Skip to main content
Evaluation is identical to the rollout command described in the SFT docs. For RL you typically run it (a) before training to establish a baseline, (b) during training to monitor judge metrics, and (c) afterwards to compare checkpoints. For CLI flag details, see Run Evaluations.

Baseline run

uvx synth-ai eval \
  --app-id your-task-id \
  --model Qwen/Qwen3-4B \
  --seeds 1-20 \
  --trace-db traces/v3/synth_ai.db
Save the aggregated scores so you can chart improvement during training.

Inspect judge metrics

Rollout responses include judge-specific scores (outcome, events, etc.).

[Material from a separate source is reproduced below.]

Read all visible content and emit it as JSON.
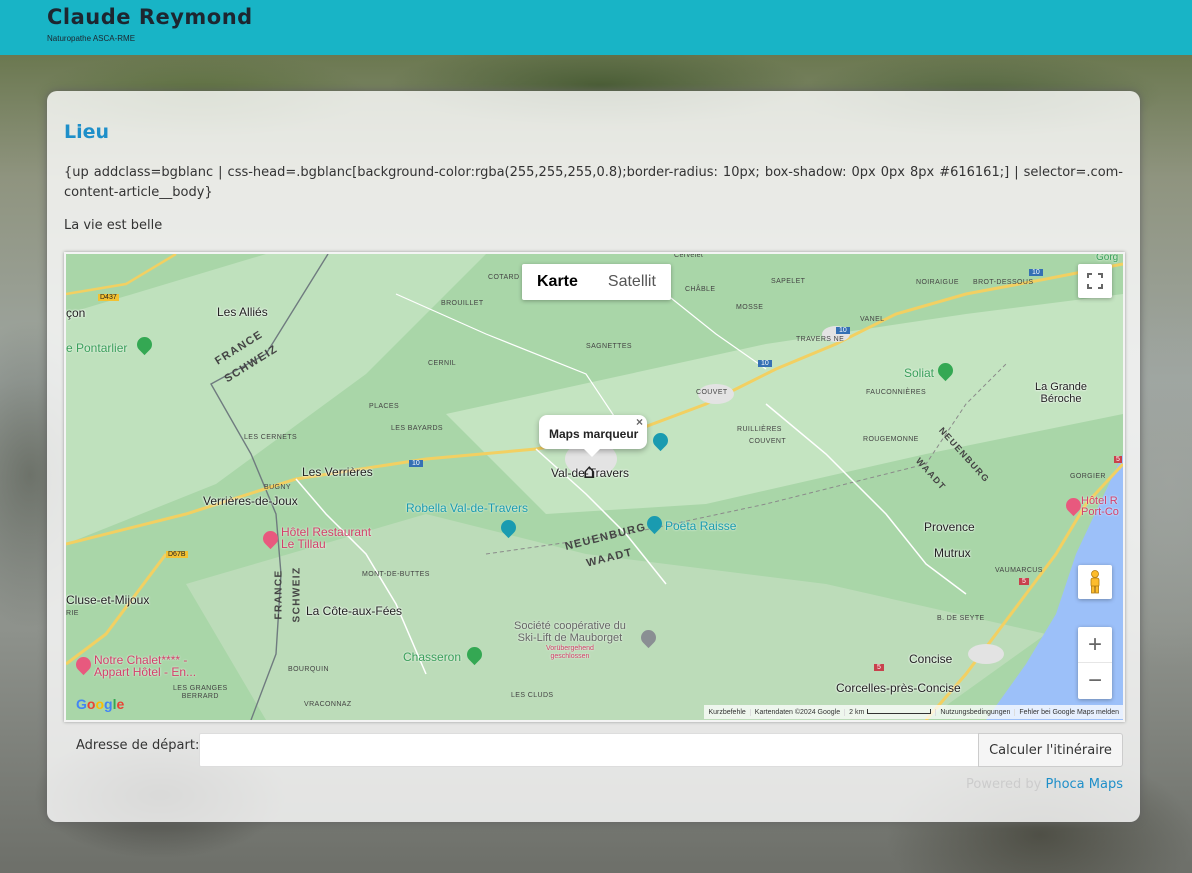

The CLI prints them inline. To consume the raw data:
uvx synth-ai eval \
  --app-id your-task-id \
  --model ft:latest-checkpoint \
  --seeds 21-40 \
  --trace-db traces/v3/synth_ai.db \
  --metadata difficulty=hard
This filters the task dataset so you can compare performance on specific splits.

Config-driven eval

[eval]
app_id = "your-task-id"
model = "ft:abc123:2024-09-18-034500"
seeds = [1, 2, 3, 4, 5]
trace_db = "traces/v3/synth_ai.db"
metadata = { split = "validation" }
task_app_url = "https://my-task-app.modal.run"
Run with uvx synth-ai eval --config configs/eval.toml. CLI flags still override the config, letting agents tweak parameters dynamically.

Use results downstream

  • Feed high-reward trajectories back into the SFT pipeline using the filter step.
  • Compare different checkpoints by running eval with different --model values.
  • Store judge metrics to detect regressions or plateauing performance.
Because eval is just rollouts, you can invoke it at any point—before, during, or after RL jobs—to keep a tight feedback loop. Tip: the CLI auto-loads the .env produced during setup. Use --env-file only when you need to override the inferred environment.